Sinceramente, acho lamentável que uma revista de tamanho renome tenha a infelicidade de colocar em palavras um ideal tão retrógrado, como se precisamos nos preocupar unicamente em agradar nossos maridos, cuidar da casa e claro, estar sempre bonita e ser sempre amável.
Acredito que a grande chave para a liberdade está em podermos escolher ser aquilo que nos realiza e nos deixa feliz, e isso significa, poder escolher sem que precisemos preencher rótulos pré-determinados.

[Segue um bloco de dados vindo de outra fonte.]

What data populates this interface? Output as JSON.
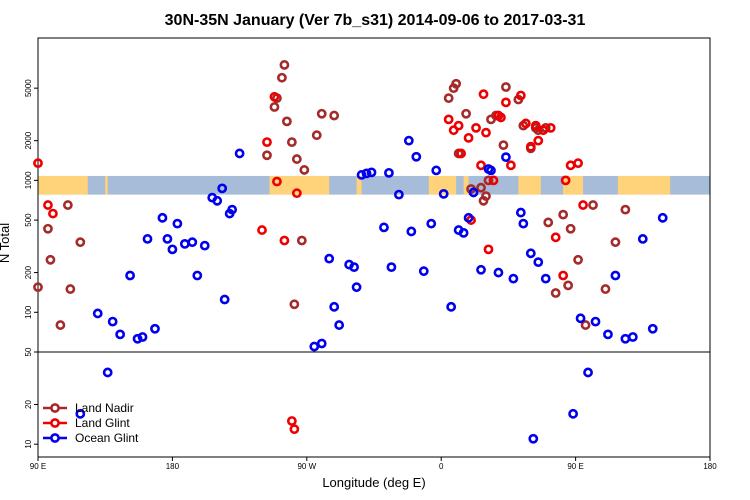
{
  "chart_data": {
    "type": "scatter",
    "title": "30N-35N January (Ver 7b_s31)   2014-09-06 to 2017-03-31",
    "xlabel": "Longitude (deg E)",
    "ylabel": "N Total",
    "xlim": [
      -90,
      180
    ],
    "ylim": [
      8,
      12000
    ],
    "yscale": "log",
    "grid": false,
    "x_ticks": [
      {
        "value": -90,
        "label": "90 E"
      },
      {
        "value": -36,
        "label": "180"
      },
      {
        "value": 18,
        "label": "90 W"
      },
      {
        "value": 72,
        "label": "0"
      },
      {
        "value": 126,
        "label": "90 E"
      },
      {
        "value": 180,
        "label": "180"
      }
    ],
    "y_ticks": [
      {
        "value": 10,
        "label": "10"
      },
      {
        "value": 20,
        "label": "20"
      },
      {
        "value": 50,
        "label": "50"
      },
      {
        "value": 100,
        "label": "100"
      },
      {
        "value": 200,
        "label": "200"
      },
      {
        "value": 500,
        "label": "500"
      },
      {
        "value": 1000,
        "label": "1000"
      },
      {
        "value": 2000,
        "label": "2000"
      },
      {
        "value": 5000,
        "label": "5000"
      }
    ],
    "reference_line": 50,
    "land_band": {
      "y_low": 780,
      "y_high": 1080,
      "land_color": "#ffd37a",
      "ocean_color": "#a7bcd9",
      "land_ranges": [
        [
          -90,
          -70
        ],
        [
          -63,
          -62
        ],
        [
          3,
          27
        ],
        [
          38,
          40
        ],
        [
          67,
          78
        ],
        [
          81,
          83
        ],
        [
          103,
          112
        ],
        [
          121,
          129
        ],
        [
          143,
          164
        ]
      ]
    },
    "legend": {
      "position": "bottom-left",
      "entries": [
        {
          "name": "Land Nadir",
          "color": "#a52a2a"
        },
        {
          "name": "Land Glint",
          "color": "#ee0000"
        },
        {
          "name": "Ocean Glint",
          "color": "#0000ee"
        }
      ]
    },
    "series": [
      {
        "name": "Land Nadir",
        "color": "#a52a2a",
        "x": [
          -90,
          -86,
          -85,
          -81,
          -78,
          -77,
          -73,
          2,
          5,
          6,
          8,
          9,
          10,
          12,
          13,
          14,
          16,
          17,
          22,
          24,
          29,
          75,
          77,
          78,
          79,
          82,
          84,
          88,
          89,
          90,
          91,
          92,
          94,
          97,
          98,
          103,
          105,
          108,
          110,
          111,
          114,
          115,
          118,
          121,
          123,
          124,
          127,
          130,
          133,
          138,
          142,
          146
        ],
        "y": [
          155,
          430,
          250,
          80,
          650,
          150,
          340,
          1550,
          3600,
          4200,
          6000,
          7500,
          2800,
          1950,
          115,
          1450,
          350,
          1200,
          2200,
          3200,
          3100,
          4200,
          5000,
          5400,
          1600,
          3200,
          860,
          880,
          700,
          760,
          1000,
          2900,
          3100,
          1850,
          5100,
          4100,
          2600,
          1750,
          2500,
          2400,
          2500,
          480,
          140,
          550,
          160,
          430,
          250,
          80,
          650,
          150,
          340,
          600
        ]
      },
      {
        "name": "Land Glint",
        "color": "#ee0000",
        "x": [
          -90,
          -86,
          -84,
          0,
          2,
          5,
          6,
          9,
          12,
          13,
          14,
          75,
          77,
          79,
          80,
          83,
          84,
          86,
          88,
          89,
          90,
          91,
          93,
          95,
          96,
          98,
          100,
          104,
          106,
          108,
          110,
          111,
          113,
          116,
          118,
          121,
          122,
          124,
          127,
          129
        ],
        "y": [
          1350,
          650,
          560,
          420,
          1950,
          4300,
          980,
          350,
          15,
          13,
          800,
          2900,
          2400,
          2600,
          1600,
          2100,
          500,
          2500,
          1300,
          4500,
          2300,
          300,
          1000,
          3100,
          3000,
          3900,
          1300,
          4400,
          2700,
          1800,
          2600,
          2000,
          2400,
          2500,
          370,
          190,
          1000,
          1300,
          1350,
          650
        ]
      },
      {
        "name": "Ocean Glint",
        "color": "#0000ee",
        "x": [
          -73,
          -66,
          -62,
          -60,
          -57,
          -53,
          -50,
          -48,
          -46,
          -43,
          -40,
          -38,
          -36,
          -34,
          -31,
          -28,
          -26,
          -23,
          -20,
          -18,
          -16,
          -15,
          -13,
          -12,
          -9,
          21,
          24,
          27,
          29,
          31,
          35,
          37,
          38,
          40,
          42,
          44,
          49,
          51,
          52,
          55,
          59,
          60,
          62,
          65,
          68,
          70,
          73,
          76,
          79,
          81,
          83,
          85,
          88,
          91,
          92,
          95,
          98,
          101,
          104,
          105,
          108,
          109,
          111,
          114,
          125,
          128,
          131,
          134,
          139,
          142,
          146,
          149,
          153,
          157,
          161
        ],
        "y": [
          17,
          98,
          35,
          85,
          68,
          190,
          63,
          65,
          360,
          75,
          520,
          360,
          300,
          470,
          330,
          340,
          190,
          320,
          740,
          700,
          870,
          125,
          560,
          600,
          1600,
          55,
          58,
          255,
          110,
          80,
          230,
          220,
          155,
          1100,
          1130,
          1150,
          440,
          1140,
          220,
          780,
          2000,
          410,
          1510,
          205,
          470,
          1190,
          790,
          110,
          420,
          400,
          520,
          810,
          210,
          1220,
          1190,
          200,
          1500,
          180,
          570,
          470,
          280,
          11,
          240,
          180,
          17,
          90,
          35,
          85,
          68,
          190,
          63,
          65,
          360,
          75,
          520
        ]
      }
    ]
  }
}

Penso que cada um, seja homem ou mulher, deva poder escolher ser aquilo que deseja ser. Se uma mulher deseja se casar, ter filhos, cuidar da casa e etc. isso não a torna melhor ou pior do que outra que deseje ter uma vida fora deste “padrão”. Trabalhar, conquistar independência, se casar, morar junto, ter filhos, não ter filhos, ficar solteira, ter romances, enfim, tudo são escolhas, escolhas que devemos ser livres para tomar, baseadas em nossos desejos e convicções.
Sei que não é bem assim que as coisas acontecem, mas isso não quer dizer que precisamos nos conformar. Questionar o que parece errado, procurar saber direto da fonte, pensar sobre o assunto, discutir e conversar, são meios de se quebrar paradigmas e mudar realidades.
Porém, se deixar levar pelo “calor do momento” é também perigoso, pelo menos a meu ver.
Uma mulher pode escolher viver segundo esse padrão de “bela, recatada e do lar” se for isso o que ela realmente deseja para si, porque, foi como eu disse, a liberdade reside na possibilidade de escolha e, para mim, a grande diferença está em isso não se tornar um fator obrigatório para todas as outras.
Sem taxações ou padrões!
Se queremos uma sociedade melhor vamos nos impor, vamos dizer “Não concordo”, mas vamos fazer isso sem denegrir e criticar umas as outras. Vamos fazer diferente, vamos dizer “nós somos capazes de ser o que quisermos ser”, mas, vamos fazer isso sem impor para as outras, o que consideramos como sendo certo para nós mesmas.